The versatility of hemp protein allows it to seamlessly fit into various recipes.
Available Forms of Hemp Protein
Curious about the forms in which you can get hemp protein?
Each form has its own advantages, depending on your preference and how you plan to use it.
Is Hemp Protein Suitable for Vegetarians and Vegans?
Absolutely! Hemp protein is plant-based, making it a perfect fit for both vegetarians and vegans. It’s a great way to ensure you’re getting enough protein without relying on animal sources.
Any Side Effects or Allergies to Know About?
Like with any food, it’s essential to listen to your body. While hemp protein is generally safe and well-tolerated, some might experience digestive discomfort. Always start with a small amount and see how your body reacts.
Where Can You Buy Hemp Protein and Is It Affordable?
You can find hemp protein in health food stores, online marketplaces, and even some local grocery stores.
As for affordability, prices can vary based on brand and quality. However, considering its nutritional value and the benefits it offers, many find it a worthy investment.
Switching to hemp protein might seem like a leap, but when you weigh the benefits, it’s a step in the right direction.
Not only is it nutritionally rich, but it also aligns with sustainable and ethical consumption.

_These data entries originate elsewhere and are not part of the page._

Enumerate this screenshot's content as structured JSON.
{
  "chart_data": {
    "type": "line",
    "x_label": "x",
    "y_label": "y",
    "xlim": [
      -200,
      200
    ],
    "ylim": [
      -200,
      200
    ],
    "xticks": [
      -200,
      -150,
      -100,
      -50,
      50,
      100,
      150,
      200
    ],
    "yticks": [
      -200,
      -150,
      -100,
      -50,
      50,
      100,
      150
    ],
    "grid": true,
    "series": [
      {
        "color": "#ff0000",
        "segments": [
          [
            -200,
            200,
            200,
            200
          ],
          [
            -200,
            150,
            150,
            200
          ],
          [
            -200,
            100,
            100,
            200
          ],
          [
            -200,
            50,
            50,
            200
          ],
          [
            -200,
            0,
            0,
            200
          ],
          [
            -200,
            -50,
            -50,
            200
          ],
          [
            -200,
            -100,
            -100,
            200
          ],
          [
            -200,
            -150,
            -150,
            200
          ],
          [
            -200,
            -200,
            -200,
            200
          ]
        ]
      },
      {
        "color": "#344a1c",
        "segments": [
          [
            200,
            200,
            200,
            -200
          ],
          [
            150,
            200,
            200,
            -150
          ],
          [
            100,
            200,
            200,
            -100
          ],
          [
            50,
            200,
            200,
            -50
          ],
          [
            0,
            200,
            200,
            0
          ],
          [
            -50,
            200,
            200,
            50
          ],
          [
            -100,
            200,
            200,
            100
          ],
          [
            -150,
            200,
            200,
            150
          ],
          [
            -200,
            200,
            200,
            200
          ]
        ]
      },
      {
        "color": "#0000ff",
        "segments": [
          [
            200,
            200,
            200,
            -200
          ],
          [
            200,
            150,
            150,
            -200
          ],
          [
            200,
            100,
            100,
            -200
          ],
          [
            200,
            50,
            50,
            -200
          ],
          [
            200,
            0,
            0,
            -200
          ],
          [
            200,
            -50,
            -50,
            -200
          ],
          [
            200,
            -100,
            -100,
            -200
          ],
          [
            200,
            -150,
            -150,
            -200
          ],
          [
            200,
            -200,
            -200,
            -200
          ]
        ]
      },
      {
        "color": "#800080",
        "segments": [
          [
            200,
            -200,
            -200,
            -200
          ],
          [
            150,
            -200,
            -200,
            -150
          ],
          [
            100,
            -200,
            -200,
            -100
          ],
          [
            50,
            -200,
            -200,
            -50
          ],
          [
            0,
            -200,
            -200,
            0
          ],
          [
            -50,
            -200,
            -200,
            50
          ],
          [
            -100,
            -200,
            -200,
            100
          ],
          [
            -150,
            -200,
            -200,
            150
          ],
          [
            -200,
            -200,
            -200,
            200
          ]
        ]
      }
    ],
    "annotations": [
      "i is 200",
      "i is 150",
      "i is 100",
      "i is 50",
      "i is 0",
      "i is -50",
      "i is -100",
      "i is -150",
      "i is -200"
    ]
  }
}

So, the next time you’re looking for a protein source, why not give hemp a try? After all, change begins with a single step.
The big picture: Why the EU wants more plant-proteins
Finding the right protein source is like solving a complex puzzle.
We’re not just looking for something to fill our plates.
We’re searching for a solution that nurtures our bodies, respects our planet, and doesn’t strain our economies.
So, when we ask, “chicken or hemp protein?” we’re missing the broader perspective. It’s not just about taste or tradition. It’s about finding a source that checks every essential box: safety, sustainability, affordability, and health benefits.
Unlike many other protein sources, hemp doesn’t ask us to compromise.
It doesn’t force us to choose between our health and the planet’s well-being. It offers a balanced solution.
Not chicken, not egg, and surprisingly, not even the much-touted soy can match hemp’s holistic benefits.
This isn’t just a personal observation.
The European Union, in its recent report, has given hemp a special nod.
Why? Because hemp aligns perfectly with their vision of a sustainable, health-conscious future.
So, as you stand at the crossroads of dietary choices, think about the bigger picture.
It’s not just about today’s meal; it’s about tomorrow’s world.
I urge you to make an informed decision. Dive deep, understand the implications, and when you’re ready, perhaps give hemp protein a chance.
It’s not just a choice for you; it’s a choice for a better world.